8.  Both 74 O.S. Supp.1989 § 150.5(D)-the law applied by the Court of Criminal Appeals in Amos-and the law in effect in this case–74 O.S. Supp.2010 § 150.5(D)-contain the same pertinent language. That is, the 1989 Supplement to § 150.5(D) provides, in pertinent part: “All records relating to any investigation being conducted by the [OSBI] shall be confidential and shall not be open to the public or to the Commission except as provided in Section 150 .4․” The 2010 Supplement to § 150.5(D) provides, in pertinent part: “All records relating to any investigation being conducted by the [OSBI], including any records of laboratory services provided to law enforcement agencies pursuant to paragraph 1 of Section 150.2 of this title, shall be confidential and shall not be open to the public or to the Commission except as provided in Section 150.4 of this title․”

9.  For example, “[e]xculpatory evidence is always available to a defendant and statutory provisions cannot deny access.” Id. ¶ 2, 814 P.2d at 503.

10.  See 12 O.S.2011 § 2509(C) (“If a claim of governmental privilege is sustained and it appears that a party is thereby deprived of material evidence, the court shall make any further orders the interests of justice require ․”) (emphasis added).

11.  See also 12 O.S.2011 § 2511 (“A person upon whom this Code [i.e., the Oklahoma Evidence Code, 12 O.S.2011 §§ 2101–2611.2] confers a privilege against disclosure waives the privilege if the person or the person's predecessor voluntarily discloses or consents to disclosure of any significant part of the privileged matter.
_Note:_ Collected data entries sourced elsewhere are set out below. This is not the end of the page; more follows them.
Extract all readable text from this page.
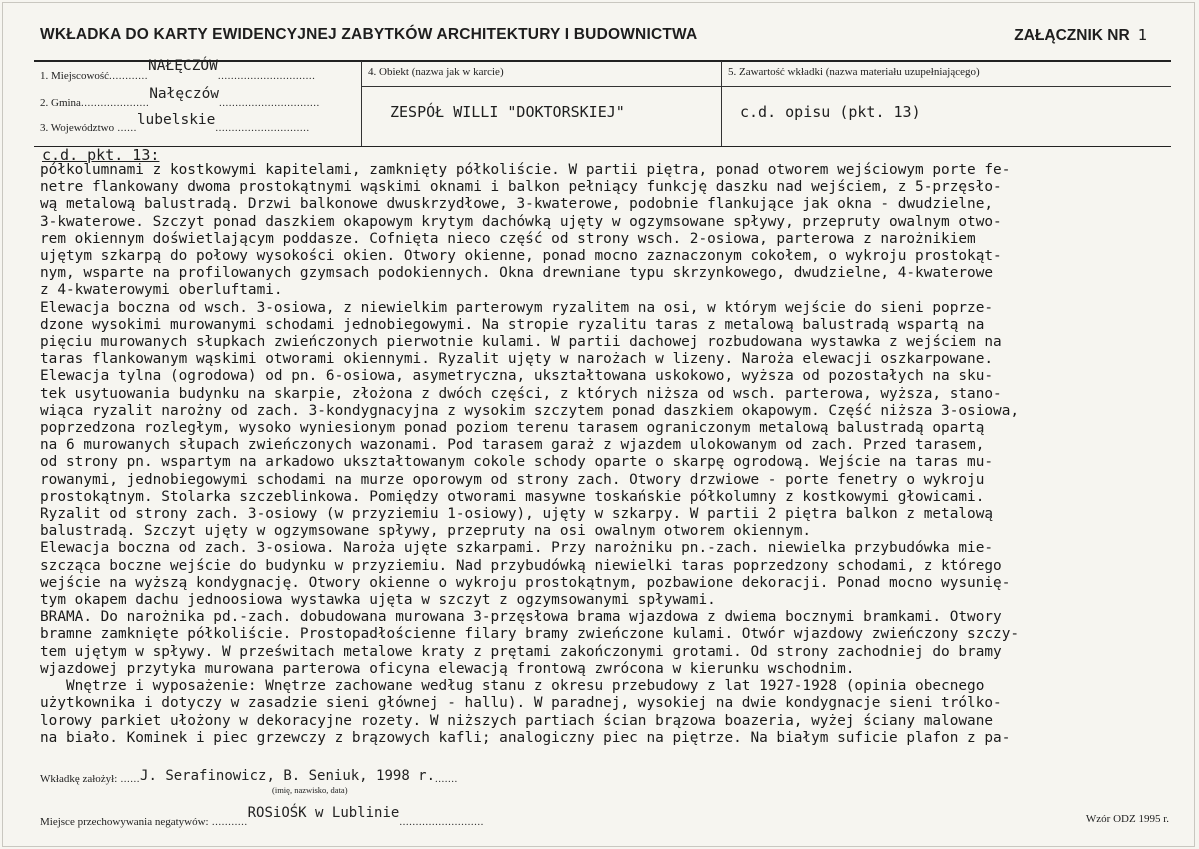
WKŁADKA DO KARTY EWIDENCYJNEJ ZABYTKÓW ARCHITEKTURY I BUDOWNICTWA	ZAŁĄCZNIK NR 1
1. Miejscowość............NAŁĘCZÓW..............................
2. Gmina.....................Nałęczów...............................
3. Województwo ......lubelskie.............................
4. Obiekt (nazwa jak w karcie)
ZESPÓŁ WILLI "DOKTORSKIEJ"
5. Zawartość wkładki (nazwa materiału uzupełniającego)
c.d. opisu (pkt. 13)
c.d. pkt. 13:
półkolumnami z kostkowymi kapitelami, zamknięty półkoliście. W partii piętra, ponad otworem wejściowym porte fe-
netre flankowany dwoma prostokątnymi wąskimi oknami i balkon pełniący funkcję daszku nad wejściem, z 5-przęsło-
wą metalową balustradą. Drzwi balkonowe dwuskrzydłowe, 3-kwaterowe, podobnie flankujące jak okna - dwudzielne,
3-kwaterowe. Szczyt ponad daszkiem okapowym krytym dachówką ujęty w ogzymsowane spływy, przepruty owalnym otwo-
rem okiennym doświetlającym poddasze. Cofnięta nieco część od strony wsch. 2-osiowa, parterowa z narożnikiem
ujętym szkarpą do połowy wysokości okien. Otwory okienne, ponad mocno zaznaczonym cokołem, o wykroju prostokąt-
nym, wsparte na profilowanych gzymsach podokiennych. Okna drewniane typu skrzynkowego, dwudzielne, 4-kwaterowe
z 4-kwaterowymi oberluftami.
Elewacja boczna od wsch. 3-osiowa, z niewielkim parterowym ryzalitem na osi, w którym wejście do sieni poprze-
dzone wysokimi murowanymi schodami jednobiegowymi. Na stropie ryzalitu taras z metalową balustradą wspartą na
pięciu murowanych słupkach zwieńczonych pierwotnie kulami. W partii dachowej rozbudowana wystawka z wejściem na
taras flankowanym wąskimi otworami okiennymi. Ryzalit ujęty w narożach w lizeny. Naroża elewacji oszkarpowane.
Elewacja tylna (ogrodowa) od pn. 6-osiowa, asymetryczna, ukształtowana uskokowo, wyższa od pozostałych na sku-
tek usytuowania budynku na skarpie, złożona z dwóch części, z których niższa od wsch. parterowa, wyższa, stano-
wiąca ryzalit narożny od zach. 3-kondygnacyjna z wysokim szczytem ponad daszkiem okapowym. Część niższa 3-osiowa,
poprzedzona rozległym, wysoko wyniesionym ponad poziom terenu tarasem ograniczonym metalową balustradą opartą
na 6 murowanych słupach zwieńczonych wazonami. Pod tarasem garaż z wjazdem ulokowanym od zach. Przed tarasem,
od strony pn. wspartym na arkadowo ukształtowanym cokole schody oparte o skarpę ogrodową. Wejście na taras mu-
rowanymi, jednobiegowymi schodami na murze oporowym od strony zach. Otwory drzwiowe - porte fenetry o wykroju
prostokątnym. Stolarka szczeblinkowa. Pomiędzy otworami masywne toskańskie półkolumny z kostkowymi głowicami.
Ryzalit od strony zach. 3-osiowy (w przyziemiu 1-osiowy), ujęty w szkarpy. W partii 2 piętra balkon z metalową
balustradą. Szczyt ujęty w ogzymsowane spływy, przepruty na osi owalnym otworem okiennym.
Elewacja boczna od zach. 3-osiowa. Naroża ujęte szkarpami. Przy narożniku pn.-zach. niewielka przybudówka mie-
szcząca boczne wejście do budynku w przyziemiu. Nad przybudówką niewielki taras poprzedzony schodami, z którego
wejście na wyższą kondygnację. Otwory okienne o wykroju prostokątnym, pozbawione dekoracji. Ponad mocno wysunię-
tym okapem dachu jednoosiowa wystawka ujęta w szczyt z ogzymsowanymi spływami.
BRAMA. Do narożnika pd.-zach. dobudowana murowana 3-przęsłowa brama wjazdowa z dwiema bocznymi bramkami. Otwory
bramne zamknięte półkoliście. Prostopadłościenne filary bramy zwieńczone kulami. Otwór wjazdowy zwieńczony szczy-
tem ujętym w spływy. W prześwitach metalowe kraty z prętami zakończonymi grotami. Od strony zachodniej do bramy
wjazdowej przytyka murowana parterowa oficyna elewacją frontową zwrócona w kierunku wschodnim.
Wnętrze i wyposażenie: Wnętrze zachowane według stanu z okresu przebudowy z lat 1927-1928 (opinia obecnego
użytkownika i dotyczy w zasadzie sieni głównej - hallu). W paradnej, wysokiej na dwie kondygnacje sieni trólko-
lorowy parkiet ułożony w dekoracyjne rozety. W niższych partiach ścian brązowa boazeria, wyżej ściany malowane
na biało. Kominek i piec grzewczy z brązowych kafli; analogiczny piec na piętrze. Na białym suficie plafon z pa-
Wkładkę założył: ......J. Serafinowicz, B. Seniuk, 1998 r........
(imię, nazwisko, data)
Miejsce przechowywania negatywów: ...........ROSiOŚK w Lublinie..........................	Wzór ODZ 1995 r.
This section does not apply if the disclosure itself is privileged.”).

12.  As stated above, “All relevant evidence is admissible, except as otherwise provided by the Constitution of the United States, the Constitution of the State of Oklahoma, by statute or by this Code.” § 2402. By statute, OSBI records are confidential and, pertinent to the circumstances of this case, the OSBI may rely upon this statutorily provided privilege to prevent the disclosure of its records in civil lawsuits. See Thompson, 1993 OK 57, 851 P.2d 1077.

13.  But note, e.g., 74 O.S.2011 § 150.5(D)(2) (“Any unauthorized disclosure of any information contained in the confidential files of the [OSBI] shall be a misdemeanor.”). We note that we do not conclude that a privileged disclosure constitutes a waiver of confidentiality. See § 150(D)(1). See also n.11, supra.

14.  R. at 1475.

15.  R. at 1538.

16.  Tr. vol. IV at 639; Case No. PR–109,848.

17.  Tr. vol. IV at 640; Case No. PR–109,848.

18.  Tr. vol. VI at 860.

19.  Tr. vol. VI at 867.

20.  Brief-in-chief at 15.

21.  The Millers admit that “multiple witnesses” outside of law enforcement “testified to [Evans'] prior inconsistent statements.” Brief-in-chief at 14–15.

DEBORAH B. BARNES, Vice–Chief Judge.

FISCHER, P.J., and WISEMAN, J., concur.